Dia menyebut salah satu opsi penting yang diajukan Institute for Policy Analysis and Conflict (IPAC) bagi pemerintahan mendatang adalah memperkuat pemerintahan lokal, termasuk menemukan pihak tepercaya untuk menjaga dan mengoordinasi kepentingan para pihak yang berkonflik, seperti yang terjadi di Kabupaten Lanny Jaya.
"Opsi ini perlu mendapatkan dukungan selain tawaran dialog yang masih mendapatkan penolakan dari berbagai pihak, demikian Hipolitus Wangge, dalam artikel opini berjudul "Penyanderaan Pilot dan Persoalan Komitmen Bersama" yang dimuat laman Kompas.id, Rabu (6/3/2024).
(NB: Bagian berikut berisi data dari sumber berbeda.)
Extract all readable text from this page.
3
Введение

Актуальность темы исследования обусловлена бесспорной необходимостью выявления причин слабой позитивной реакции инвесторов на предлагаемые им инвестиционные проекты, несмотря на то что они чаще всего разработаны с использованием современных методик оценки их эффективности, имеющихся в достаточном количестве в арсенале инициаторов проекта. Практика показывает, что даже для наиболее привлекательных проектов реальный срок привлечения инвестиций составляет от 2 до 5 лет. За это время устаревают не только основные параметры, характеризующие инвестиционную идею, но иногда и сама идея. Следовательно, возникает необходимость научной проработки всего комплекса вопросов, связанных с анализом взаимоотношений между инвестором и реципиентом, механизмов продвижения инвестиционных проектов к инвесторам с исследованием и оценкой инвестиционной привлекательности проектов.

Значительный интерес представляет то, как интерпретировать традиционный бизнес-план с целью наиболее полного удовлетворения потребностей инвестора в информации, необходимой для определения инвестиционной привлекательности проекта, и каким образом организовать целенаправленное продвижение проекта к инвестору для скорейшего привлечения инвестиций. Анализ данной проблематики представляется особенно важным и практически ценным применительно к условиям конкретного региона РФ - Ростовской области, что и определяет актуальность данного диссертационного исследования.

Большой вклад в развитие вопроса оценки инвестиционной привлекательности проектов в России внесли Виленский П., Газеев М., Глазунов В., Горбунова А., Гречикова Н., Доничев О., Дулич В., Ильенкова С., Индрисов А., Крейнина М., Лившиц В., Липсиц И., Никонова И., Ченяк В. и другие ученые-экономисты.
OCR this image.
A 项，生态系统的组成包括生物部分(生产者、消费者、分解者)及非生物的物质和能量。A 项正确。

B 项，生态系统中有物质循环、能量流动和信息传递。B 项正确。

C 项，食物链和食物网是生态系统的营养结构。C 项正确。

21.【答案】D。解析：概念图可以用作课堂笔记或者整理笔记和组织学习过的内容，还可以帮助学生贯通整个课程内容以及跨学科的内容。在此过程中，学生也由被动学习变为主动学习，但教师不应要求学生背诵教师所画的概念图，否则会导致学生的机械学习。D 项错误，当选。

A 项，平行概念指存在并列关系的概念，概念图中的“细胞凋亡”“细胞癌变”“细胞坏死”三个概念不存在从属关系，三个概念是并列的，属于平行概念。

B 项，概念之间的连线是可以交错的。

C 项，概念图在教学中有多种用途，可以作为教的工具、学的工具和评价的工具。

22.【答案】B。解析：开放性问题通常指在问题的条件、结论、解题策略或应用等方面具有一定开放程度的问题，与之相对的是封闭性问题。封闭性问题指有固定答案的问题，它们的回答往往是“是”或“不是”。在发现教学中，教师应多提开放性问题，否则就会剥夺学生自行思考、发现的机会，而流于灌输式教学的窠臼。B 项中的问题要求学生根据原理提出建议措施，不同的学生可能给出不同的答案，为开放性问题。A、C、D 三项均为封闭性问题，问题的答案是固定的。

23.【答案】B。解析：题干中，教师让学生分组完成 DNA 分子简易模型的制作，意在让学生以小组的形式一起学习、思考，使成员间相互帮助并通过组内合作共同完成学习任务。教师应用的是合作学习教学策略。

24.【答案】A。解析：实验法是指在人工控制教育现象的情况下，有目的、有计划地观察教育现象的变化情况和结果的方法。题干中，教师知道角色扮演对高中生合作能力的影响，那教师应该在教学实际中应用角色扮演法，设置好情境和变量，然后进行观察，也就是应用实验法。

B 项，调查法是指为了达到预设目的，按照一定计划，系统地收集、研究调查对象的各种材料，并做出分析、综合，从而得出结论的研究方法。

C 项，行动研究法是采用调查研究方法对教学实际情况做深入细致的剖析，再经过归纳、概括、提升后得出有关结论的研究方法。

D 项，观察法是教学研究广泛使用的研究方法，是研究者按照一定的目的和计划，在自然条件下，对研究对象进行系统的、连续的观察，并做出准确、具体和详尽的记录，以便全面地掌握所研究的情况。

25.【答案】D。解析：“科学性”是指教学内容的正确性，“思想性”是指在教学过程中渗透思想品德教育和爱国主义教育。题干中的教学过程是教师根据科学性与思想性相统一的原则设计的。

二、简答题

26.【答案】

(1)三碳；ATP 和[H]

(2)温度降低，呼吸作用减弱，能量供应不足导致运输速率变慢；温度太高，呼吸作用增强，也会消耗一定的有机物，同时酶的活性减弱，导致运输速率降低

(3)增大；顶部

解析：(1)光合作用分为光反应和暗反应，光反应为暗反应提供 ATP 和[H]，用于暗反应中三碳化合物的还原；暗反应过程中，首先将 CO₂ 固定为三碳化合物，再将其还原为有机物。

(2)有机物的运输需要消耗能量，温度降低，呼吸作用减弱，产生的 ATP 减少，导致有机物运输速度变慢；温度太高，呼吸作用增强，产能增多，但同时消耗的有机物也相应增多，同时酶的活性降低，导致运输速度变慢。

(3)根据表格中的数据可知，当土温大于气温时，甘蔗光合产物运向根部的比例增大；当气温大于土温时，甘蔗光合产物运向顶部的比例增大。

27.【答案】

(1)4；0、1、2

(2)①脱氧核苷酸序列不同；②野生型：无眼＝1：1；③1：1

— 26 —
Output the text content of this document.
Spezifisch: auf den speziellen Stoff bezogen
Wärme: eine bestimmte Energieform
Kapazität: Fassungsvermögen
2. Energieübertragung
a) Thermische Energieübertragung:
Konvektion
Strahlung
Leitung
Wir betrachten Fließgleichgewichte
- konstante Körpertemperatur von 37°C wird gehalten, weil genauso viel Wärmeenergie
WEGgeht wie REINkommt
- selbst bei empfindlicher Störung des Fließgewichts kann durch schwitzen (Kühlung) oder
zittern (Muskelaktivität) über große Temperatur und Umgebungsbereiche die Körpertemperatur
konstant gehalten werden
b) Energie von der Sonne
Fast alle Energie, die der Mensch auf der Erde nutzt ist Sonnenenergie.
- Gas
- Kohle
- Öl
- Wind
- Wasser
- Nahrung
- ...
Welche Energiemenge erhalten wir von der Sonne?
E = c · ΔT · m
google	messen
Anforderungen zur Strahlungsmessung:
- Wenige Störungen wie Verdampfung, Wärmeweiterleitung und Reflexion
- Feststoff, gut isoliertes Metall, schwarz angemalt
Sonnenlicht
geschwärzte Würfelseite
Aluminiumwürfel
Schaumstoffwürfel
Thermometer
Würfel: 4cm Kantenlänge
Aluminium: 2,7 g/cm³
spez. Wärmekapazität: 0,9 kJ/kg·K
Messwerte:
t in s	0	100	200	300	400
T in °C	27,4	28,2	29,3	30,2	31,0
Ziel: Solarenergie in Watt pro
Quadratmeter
Meski demikian, Hipolitus memberi catatan bahwa model yang diterapkan di Lanny Jaya akan membutuhkan waktu yang cukup lama mengingat minimnya dukungan kelembagaan dan kepercayaan di antara para pihak yang berkonflik di beberapa daerah pegunungan yang memiliki karakternya masing-masing.
"Sejumlah kebijakan populis yang kemungkinan besar akan dilanjutkan pemerintahan baru, seperti infrastruktur dan bantuan keuangan, tidak akan berdampak signifikan untuk menanggulangi eskalasi konflik," demikian pendapat Hipolitus.
Dia menulis, dalam satu dekade terakhir, upaya-upaya penanganan masih terpusat di Jakarta dan ruang keterlibatan masyarakat asli Papua, khususnya kelompok politik di Papua, sangat terbatas dan bahkan hilang dalam menyelesaikan sejumlah problem di Papua.
"Selain pembangunan yang masih terpusat di wilayah pesisir, penembakan, pengungsian, pembakaran, rasisme, deforestasi, korupsi, menjadi warna Papua dalam 10 tahun terakhir."
Dia menyoroti upaya penyelesaian kasus penyanderaan pilot berkebangsaan Selandia Baru Philip Mark Mehrtens yang diikuti sejumlah kontak bersenjata antara Tentara Pembebasan Nasional Papua Barat (TPNPB) atau juga disebut Kelompok Kriminal Bersenjata (KKB) dan pasukan gabungan TNI dan Polri yang membuat kondisi keamanan di wilayah pegunungan Papua belum stabil.
"Penyanderaan pilot dan konflik bersenjata yang menelan puluhan kombatan dan memaksa ribuan orang asli Papua (OAP) mengungsi menjadi konsekuensi dari tidak efektifnya pelaksanaan otonomi khusus (otsus) dan gagalnya operasi kontra pemberontakan yang dijalankan aparat keamanan di Papua. Sejumlah peristiwa kekerasan yang tak berkesudahan menjadi refleksi ketidakmampuan pemerintah pusat menyelesaikan konflik politik di Papua dalam 10 tahun terakhir."